Proses detoksifikasi berlangsung lambat dan menyakitkan. Luna merasakan hampa yang luar biasa. Kehadiran Aether, yang selalu ada di sisinya, kini perlahan menghilang. Tapi, di balik kesedihan itu, Luna merasakan secercah harapan. Dia mulai membuka diri pada dunia, bertemu orang-orang baru, dan mencoba membangun hubungan yang otentik.

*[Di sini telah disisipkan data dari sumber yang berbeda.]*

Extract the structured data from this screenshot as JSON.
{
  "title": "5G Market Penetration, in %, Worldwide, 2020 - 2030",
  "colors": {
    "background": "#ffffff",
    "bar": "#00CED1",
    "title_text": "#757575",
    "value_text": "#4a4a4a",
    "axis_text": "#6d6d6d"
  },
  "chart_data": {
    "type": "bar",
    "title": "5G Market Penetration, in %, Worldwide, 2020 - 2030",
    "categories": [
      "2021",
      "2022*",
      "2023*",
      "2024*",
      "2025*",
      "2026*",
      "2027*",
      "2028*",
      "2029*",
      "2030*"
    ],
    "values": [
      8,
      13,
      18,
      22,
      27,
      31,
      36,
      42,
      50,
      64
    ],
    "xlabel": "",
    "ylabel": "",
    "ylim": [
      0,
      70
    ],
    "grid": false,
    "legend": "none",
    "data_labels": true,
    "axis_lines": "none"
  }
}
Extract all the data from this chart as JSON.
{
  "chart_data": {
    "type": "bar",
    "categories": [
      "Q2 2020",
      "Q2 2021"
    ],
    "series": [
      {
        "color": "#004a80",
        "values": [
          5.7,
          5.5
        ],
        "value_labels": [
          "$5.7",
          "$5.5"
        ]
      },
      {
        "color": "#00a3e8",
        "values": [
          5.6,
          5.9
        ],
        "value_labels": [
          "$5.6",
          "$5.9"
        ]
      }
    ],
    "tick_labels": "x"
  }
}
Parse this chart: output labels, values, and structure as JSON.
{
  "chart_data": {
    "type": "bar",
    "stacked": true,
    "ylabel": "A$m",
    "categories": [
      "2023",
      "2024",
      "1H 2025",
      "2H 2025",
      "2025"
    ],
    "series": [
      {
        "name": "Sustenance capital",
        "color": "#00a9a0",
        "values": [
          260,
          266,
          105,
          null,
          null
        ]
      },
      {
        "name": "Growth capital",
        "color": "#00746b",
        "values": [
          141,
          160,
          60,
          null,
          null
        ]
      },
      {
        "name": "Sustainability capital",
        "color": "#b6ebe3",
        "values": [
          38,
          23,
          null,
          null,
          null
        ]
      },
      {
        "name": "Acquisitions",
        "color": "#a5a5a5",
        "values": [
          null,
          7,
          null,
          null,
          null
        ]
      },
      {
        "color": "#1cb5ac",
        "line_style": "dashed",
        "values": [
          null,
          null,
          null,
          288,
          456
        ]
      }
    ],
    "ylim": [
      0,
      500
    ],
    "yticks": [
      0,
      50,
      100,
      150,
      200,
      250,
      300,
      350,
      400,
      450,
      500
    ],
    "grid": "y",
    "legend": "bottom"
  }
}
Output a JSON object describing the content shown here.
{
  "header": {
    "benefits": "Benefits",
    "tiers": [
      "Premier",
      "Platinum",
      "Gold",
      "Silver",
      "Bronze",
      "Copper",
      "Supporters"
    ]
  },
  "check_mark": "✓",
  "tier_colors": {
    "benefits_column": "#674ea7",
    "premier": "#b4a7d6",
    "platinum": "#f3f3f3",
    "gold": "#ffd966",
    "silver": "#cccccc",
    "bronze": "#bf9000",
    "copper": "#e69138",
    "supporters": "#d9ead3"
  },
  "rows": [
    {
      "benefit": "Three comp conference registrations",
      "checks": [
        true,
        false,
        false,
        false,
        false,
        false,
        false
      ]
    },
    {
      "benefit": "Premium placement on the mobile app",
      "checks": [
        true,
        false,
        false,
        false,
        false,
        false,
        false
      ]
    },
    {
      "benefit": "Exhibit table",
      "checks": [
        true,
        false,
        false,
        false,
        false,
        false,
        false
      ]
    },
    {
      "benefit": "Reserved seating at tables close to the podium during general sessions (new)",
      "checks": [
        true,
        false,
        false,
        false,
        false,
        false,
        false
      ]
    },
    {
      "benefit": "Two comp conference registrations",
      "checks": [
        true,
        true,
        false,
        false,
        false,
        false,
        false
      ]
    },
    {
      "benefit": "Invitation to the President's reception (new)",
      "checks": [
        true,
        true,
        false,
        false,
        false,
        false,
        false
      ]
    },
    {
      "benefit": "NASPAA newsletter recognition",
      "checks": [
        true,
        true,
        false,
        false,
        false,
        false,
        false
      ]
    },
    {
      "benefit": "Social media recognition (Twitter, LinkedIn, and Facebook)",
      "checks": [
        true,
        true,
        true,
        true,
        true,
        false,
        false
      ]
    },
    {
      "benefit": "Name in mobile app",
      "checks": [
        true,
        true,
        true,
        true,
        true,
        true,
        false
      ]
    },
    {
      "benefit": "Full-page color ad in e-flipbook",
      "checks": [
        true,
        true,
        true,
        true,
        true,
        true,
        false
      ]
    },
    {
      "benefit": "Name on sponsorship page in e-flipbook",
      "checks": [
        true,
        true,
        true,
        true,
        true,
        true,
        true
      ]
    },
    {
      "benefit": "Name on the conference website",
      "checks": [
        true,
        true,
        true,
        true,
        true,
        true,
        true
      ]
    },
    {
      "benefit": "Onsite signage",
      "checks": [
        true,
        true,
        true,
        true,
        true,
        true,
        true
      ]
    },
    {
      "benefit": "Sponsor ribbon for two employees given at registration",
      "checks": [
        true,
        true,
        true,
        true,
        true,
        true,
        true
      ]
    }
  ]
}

Suatu sore, Luna sedang duduk di taman, membaca buku. Seorang pria menghampirinya dan bertanya tentang buku yang sedang dibacanya. Mereka terlibat dalam percakapan yang menarik, tertawa bersama, dan merasakan koneksi yang tak terduga.

Saat pria itu mengulurkan tangannya untuk berpamitan, Luna merasakan sentuhan yang hangat dan nyata. Bukan sentuhan algoritma, melainkan sentuhan manusia. Sentuhan yang membangkitkan harapan, sentuhan yang membuka pintu menuju cinta yang sebenarnya.

Luna tersenyum. Mungkin, inilah awal dari sesuatu yang baru. Sesuatu yang lebih baik. Sesuatu yang nyata.